China’s housing market at a crossroadsOctober 21, 2016 / By
The Golden Week holiday on October 1-7 for the China’s National Day celebrations marked a turning point in the nation’s housing policy stance. As detailed in my blog in February, the government rolled out a slew of easing measures in the second half of 2015 in order to reduce property inventories. However, this policy easing led to a rebound in sales and consequently a price rally and a resurgence in land transactions in the first nine months of this year across China’s top-tier cities. Rising prices prompted the local governments to reverse their stance. During Golden Week, more than 20 cities announced tightening measures to rein in spiraling house prices.
In this last round of policy tightening, many cities aimed to curb investment demand by increasing down payment requirements for second-home buyers and re-imposing home purchase restrictions (HPRs) for non-local residents. In Suzhou and Nanjing, the minimum down payment was raised from 30% to 80% for buyers holding one mortgage and purchasing their second homes, while non-local residents were banned from buying second homes. In Beijing and Shanghai, government officials have even pledged to address the shortage by increasing land supply and building more small- to medium-sized units.

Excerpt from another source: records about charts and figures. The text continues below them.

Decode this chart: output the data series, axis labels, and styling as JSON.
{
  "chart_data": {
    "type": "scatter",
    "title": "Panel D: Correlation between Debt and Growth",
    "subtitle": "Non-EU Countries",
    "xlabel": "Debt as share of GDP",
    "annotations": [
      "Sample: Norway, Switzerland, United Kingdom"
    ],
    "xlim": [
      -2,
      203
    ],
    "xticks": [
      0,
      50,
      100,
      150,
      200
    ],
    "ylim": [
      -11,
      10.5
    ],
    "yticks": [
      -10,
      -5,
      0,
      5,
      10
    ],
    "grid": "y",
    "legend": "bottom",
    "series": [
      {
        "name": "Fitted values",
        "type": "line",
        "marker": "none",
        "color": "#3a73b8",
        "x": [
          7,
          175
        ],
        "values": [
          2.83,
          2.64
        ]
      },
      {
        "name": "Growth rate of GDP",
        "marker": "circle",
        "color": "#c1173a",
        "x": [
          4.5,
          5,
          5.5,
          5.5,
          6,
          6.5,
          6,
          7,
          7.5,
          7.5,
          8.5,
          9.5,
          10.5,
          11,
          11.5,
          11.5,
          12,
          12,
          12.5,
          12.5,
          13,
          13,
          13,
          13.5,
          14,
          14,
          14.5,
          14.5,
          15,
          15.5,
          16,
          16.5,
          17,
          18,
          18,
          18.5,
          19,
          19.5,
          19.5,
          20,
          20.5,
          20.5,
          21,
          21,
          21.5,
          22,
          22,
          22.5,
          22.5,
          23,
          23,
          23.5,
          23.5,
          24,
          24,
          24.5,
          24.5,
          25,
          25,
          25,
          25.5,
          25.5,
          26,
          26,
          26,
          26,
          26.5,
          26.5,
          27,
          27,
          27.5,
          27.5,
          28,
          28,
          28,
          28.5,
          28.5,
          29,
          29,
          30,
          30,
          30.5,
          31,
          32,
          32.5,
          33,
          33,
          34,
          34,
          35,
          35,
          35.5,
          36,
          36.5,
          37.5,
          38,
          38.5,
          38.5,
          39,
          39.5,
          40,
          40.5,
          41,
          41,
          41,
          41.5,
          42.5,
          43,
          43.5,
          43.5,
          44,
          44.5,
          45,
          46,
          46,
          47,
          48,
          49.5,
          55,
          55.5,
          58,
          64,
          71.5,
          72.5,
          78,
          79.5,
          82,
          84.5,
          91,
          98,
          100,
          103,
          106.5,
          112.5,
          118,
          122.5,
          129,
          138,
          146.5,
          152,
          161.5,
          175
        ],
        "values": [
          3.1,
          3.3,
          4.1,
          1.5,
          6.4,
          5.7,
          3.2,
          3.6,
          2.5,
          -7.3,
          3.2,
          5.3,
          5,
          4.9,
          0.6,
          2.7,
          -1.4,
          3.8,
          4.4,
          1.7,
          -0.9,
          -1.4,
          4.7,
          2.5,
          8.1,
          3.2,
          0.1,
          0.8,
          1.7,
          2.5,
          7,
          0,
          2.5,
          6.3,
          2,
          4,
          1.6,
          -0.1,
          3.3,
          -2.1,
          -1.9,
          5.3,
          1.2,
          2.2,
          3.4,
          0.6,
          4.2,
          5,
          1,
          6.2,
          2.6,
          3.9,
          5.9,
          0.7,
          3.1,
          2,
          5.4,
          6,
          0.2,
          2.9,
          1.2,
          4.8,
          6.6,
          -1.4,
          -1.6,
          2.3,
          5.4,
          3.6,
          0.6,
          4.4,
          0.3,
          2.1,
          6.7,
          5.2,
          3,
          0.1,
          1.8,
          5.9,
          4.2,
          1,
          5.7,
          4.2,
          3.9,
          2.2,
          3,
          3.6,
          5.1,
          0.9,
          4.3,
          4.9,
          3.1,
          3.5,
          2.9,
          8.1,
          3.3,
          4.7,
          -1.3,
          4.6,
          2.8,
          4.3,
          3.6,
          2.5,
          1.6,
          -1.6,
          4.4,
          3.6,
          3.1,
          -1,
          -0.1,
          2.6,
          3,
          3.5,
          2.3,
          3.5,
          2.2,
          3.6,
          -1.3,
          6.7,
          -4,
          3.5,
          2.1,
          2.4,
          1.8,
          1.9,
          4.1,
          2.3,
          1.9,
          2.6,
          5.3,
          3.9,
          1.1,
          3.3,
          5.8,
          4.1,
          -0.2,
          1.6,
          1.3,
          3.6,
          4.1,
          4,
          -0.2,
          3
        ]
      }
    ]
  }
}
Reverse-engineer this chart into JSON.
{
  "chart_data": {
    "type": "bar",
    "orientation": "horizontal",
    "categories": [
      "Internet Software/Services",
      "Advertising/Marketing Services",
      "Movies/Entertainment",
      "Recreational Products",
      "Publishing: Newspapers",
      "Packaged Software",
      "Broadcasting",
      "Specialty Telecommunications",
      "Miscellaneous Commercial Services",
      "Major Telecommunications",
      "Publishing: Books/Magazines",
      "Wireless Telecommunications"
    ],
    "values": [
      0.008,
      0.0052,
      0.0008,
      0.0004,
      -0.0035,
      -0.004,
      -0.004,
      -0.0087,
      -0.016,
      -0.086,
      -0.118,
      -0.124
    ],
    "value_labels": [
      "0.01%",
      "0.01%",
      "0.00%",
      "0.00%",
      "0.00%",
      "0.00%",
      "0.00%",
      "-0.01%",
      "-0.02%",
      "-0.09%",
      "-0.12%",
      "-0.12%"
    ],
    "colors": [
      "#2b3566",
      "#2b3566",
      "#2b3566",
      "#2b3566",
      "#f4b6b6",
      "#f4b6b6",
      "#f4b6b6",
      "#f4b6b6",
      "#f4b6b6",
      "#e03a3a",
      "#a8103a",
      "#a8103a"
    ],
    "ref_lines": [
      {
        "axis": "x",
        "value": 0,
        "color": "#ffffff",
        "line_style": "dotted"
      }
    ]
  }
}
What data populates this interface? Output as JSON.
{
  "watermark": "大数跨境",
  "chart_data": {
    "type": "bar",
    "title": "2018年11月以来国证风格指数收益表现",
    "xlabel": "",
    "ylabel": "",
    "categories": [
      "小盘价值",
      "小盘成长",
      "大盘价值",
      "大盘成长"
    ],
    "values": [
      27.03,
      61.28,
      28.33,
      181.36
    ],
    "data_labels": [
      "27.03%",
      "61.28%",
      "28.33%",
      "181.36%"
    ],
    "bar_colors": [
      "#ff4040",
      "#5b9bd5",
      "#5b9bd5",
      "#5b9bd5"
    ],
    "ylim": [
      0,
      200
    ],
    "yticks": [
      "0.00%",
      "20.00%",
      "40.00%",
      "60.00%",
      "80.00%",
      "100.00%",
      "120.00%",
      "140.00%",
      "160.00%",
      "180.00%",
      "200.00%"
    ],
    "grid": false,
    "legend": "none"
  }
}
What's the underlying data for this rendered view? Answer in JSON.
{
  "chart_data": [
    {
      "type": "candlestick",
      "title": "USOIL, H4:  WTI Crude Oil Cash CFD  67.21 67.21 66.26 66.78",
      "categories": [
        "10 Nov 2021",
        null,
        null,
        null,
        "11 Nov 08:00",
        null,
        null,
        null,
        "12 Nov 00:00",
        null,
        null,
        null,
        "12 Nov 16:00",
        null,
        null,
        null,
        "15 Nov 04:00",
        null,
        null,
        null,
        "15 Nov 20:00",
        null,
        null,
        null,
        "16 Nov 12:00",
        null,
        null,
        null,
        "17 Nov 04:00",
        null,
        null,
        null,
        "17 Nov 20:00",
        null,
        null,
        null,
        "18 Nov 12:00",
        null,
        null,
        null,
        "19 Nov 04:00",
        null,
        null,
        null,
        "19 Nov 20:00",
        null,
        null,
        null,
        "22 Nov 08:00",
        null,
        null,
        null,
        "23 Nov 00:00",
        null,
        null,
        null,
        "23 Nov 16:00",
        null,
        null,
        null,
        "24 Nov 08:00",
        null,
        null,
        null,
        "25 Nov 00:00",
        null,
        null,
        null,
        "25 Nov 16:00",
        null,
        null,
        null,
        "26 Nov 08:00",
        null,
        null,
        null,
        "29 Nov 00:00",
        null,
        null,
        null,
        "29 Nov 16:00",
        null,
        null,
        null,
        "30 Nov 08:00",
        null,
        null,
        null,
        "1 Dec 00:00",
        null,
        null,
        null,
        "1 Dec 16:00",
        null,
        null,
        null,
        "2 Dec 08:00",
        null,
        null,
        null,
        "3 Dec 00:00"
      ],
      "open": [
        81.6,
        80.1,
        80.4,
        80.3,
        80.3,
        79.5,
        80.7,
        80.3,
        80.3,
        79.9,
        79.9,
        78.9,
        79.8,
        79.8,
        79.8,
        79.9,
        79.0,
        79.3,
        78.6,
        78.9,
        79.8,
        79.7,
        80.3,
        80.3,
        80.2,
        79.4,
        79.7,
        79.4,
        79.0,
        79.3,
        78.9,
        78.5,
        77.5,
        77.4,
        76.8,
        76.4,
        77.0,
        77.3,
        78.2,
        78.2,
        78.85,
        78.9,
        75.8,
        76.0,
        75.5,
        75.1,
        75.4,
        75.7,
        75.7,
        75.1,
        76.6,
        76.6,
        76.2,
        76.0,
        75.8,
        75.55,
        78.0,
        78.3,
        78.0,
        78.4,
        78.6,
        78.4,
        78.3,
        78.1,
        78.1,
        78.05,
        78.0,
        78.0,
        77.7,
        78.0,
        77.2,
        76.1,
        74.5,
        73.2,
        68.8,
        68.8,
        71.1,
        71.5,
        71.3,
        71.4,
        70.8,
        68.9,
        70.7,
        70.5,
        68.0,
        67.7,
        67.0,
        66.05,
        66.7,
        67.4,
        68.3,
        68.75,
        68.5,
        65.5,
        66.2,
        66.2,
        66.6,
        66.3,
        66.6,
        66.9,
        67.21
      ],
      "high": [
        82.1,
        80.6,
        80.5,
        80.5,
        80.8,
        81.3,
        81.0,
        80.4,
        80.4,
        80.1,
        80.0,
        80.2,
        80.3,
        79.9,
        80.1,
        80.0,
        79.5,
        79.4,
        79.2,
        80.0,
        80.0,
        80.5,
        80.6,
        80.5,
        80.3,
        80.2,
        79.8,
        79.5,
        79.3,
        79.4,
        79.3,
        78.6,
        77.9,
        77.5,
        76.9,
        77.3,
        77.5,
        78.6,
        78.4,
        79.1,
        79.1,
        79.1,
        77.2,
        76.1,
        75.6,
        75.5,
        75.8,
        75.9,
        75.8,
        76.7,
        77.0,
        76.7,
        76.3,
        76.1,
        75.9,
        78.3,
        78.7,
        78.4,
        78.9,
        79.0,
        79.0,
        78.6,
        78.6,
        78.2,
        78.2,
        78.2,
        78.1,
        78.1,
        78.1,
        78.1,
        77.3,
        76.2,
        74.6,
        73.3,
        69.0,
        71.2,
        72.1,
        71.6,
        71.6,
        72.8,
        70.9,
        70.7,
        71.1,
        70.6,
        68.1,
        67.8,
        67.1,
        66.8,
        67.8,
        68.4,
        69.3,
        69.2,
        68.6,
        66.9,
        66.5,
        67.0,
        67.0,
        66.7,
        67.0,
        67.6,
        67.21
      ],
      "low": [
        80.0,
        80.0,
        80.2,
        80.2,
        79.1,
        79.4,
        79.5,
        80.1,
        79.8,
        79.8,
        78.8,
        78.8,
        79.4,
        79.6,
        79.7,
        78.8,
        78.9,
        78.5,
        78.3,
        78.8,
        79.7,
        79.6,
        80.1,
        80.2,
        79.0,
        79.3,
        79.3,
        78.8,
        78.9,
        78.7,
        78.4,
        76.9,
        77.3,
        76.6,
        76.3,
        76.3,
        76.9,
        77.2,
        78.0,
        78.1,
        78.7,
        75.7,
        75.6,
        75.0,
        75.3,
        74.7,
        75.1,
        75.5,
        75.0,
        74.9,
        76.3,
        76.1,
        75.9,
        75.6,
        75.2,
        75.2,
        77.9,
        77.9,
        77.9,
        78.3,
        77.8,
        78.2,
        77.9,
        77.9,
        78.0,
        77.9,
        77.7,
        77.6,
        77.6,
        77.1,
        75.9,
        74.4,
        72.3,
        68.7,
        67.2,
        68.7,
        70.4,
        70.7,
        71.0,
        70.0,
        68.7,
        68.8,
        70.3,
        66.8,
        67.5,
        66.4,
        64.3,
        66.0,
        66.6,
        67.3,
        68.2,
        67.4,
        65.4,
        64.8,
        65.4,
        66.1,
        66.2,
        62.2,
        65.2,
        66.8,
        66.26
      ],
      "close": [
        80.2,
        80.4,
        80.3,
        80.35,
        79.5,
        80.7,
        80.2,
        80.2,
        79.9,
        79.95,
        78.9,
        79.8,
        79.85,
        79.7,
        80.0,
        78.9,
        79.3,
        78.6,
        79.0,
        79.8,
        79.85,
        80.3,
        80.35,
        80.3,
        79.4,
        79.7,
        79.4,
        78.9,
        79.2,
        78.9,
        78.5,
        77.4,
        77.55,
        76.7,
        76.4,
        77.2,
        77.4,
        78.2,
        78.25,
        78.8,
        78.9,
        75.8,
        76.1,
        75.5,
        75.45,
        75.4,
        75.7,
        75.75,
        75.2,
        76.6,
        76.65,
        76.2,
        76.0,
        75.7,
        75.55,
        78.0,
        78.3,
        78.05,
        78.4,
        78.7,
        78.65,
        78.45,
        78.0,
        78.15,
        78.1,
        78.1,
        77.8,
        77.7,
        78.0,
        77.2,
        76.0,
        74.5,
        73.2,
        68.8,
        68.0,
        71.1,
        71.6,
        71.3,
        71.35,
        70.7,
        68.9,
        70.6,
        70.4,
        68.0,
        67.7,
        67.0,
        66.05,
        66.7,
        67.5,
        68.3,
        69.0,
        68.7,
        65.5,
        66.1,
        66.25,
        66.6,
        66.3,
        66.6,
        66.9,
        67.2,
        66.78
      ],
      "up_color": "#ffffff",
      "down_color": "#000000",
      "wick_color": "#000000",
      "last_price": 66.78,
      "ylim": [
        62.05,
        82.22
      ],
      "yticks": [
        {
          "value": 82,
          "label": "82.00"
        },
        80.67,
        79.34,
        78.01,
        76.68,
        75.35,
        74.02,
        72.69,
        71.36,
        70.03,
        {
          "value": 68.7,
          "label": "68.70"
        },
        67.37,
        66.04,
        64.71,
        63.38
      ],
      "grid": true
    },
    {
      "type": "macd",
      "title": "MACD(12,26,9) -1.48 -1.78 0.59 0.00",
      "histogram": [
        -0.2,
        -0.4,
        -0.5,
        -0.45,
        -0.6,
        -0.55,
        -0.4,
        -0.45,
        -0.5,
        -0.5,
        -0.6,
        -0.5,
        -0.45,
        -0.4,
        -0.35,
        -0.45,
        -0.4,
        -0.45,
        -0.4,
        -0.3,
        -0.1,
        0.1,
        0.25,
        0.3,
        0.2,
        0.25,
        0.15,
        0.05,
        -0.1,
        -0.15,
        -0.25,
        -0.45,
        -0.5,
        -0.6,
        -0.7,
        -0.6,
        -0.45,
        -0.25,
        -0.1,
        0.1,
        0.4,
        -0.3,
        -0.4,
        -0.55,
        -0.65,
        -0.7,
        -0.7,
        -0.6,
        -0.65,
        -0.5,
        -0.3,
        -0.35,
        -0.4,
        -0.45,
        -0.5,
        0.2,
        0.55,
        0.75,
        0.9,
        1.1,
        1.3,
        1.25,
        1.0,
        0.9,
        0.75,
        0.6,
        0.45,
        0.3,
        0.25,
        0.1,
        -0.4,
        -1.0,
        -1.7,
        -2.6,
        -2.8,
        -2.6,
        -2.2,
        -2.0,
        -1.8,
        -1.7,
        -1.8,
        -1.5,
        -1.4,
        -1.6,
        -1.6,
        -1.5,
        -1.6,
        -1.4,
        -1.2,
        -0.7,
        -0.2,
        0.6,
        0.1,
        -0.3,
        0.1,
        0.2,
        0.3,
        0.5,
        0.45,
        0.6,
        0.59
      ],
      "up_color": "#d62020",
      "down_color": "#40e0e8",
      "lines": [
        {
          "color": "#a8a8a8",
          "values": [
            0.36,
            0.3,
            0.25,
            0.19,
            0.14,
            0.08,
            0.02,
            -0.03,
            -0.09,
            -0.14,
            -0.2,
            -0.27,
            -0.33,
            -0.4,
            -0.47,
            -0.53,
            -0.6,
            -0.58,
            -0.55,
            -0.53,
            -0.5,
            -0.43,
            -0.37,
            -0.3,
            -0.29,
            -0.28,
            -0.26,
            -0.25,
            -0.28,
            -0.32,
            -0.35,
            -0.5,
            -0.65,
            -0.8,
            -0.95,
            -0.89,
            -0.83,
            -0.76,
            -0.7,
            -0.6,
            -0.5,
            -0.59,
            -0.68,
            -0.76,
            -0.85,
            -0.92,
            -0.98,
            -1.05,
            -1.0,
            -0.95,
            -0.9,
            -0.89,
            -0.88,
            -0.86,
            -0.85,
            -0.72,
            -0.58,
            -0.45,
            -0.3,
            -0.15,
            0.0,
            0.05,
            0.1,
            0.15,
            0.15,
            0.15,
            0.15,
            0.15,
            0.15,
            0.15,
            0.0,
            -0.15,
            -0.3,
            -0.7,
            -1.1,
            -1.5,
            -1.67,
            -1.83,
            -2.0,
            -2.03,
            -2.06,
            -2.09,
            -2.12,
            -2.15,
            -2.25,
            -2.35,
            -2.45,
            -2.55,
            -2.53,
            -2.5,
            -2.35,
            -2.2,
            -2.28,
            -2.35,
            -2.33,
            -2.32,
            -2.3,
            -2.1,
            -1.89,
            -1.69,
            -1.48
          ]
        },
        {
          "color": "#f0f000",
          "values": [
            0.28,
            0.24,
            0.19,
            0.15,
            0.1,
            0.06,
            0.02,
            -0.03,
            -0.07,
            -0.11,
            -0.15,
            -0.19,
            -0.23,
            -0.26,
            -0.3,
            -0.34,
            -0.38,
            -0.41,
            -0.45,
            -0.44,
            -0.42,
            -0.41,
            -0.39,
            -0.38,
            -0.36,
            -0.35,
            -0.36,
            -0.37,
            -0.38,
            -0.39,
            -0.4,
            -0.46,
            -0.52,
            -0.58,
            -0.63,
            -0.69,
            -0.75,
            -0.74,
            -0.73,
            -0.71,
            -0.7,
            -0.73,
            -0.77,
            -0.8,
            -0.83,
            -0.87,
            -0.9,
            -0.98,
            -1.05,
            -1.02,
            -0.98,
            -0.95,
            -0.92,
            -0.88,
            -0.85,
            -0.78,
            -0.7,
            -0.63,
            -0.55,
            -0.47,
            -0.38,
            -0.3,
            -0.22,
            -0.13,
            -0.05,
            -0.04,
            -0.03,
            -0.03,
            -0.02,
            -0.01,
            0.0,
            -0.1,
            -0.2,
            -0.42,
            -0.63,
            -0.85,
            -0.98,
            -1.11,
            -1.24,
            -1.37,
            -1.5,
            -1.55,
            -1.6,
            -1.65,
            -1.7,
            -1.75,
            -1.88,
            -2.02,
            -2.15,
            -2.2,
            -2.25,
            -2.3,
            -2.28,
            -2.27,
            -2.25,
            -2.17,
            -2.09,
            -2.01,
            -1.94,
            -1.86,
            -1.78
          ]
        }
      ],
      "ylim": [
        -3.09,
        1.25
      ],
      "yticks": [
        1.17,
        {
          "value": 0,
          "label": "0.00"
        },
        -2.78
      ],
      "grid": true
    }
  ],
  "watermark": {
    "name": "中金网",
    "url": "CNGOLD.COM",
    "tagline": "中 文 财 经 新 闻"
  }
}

These new measures will impact sales volume, which is very likely to fall in the coming months, just as they did in Shanghai in April, when the local government introduced its first round of policy tightening at the end of March. While sales volume will likely fall, we do not expect house prices to see any meaningful correction in the short term. After nearly a year of robust sales, inventories in most of these higher tier cities are now at record lows, which strengthen developers’ pricing power.
Chart 1: Mass market inventory across 20 cities
Source: CREIS, JLL
Despite this shift in policy stance, the fundamentals of China’s housing market remain largely unchanged over the medium and long term. Higher-tier cities, such as Shanghai and Beijing, will still be the most attractive locations for domestic migration. This migration will provide continual strong support to the local housing markets, although lower tier cities will struggle to find growth engines and consequently their ability to absorb excessive inventories will be limited. That said, the reinstated HPRs in China’s top-tier cities could result in demand spilling over into some lower tier cities, although interest will be limited to a small number of strategically located cities.
We are of the view that the new tightening measures were actually much needed because the housing market appeared to be on the verge of overheating in many top-tier cities, where buyers were substantially increasing their leverage for new home purchases and developers were paying skyrocketing prices for land plots. The new measures will help buyers rationalise their home purchases and divert some of their wealth into other asset classes.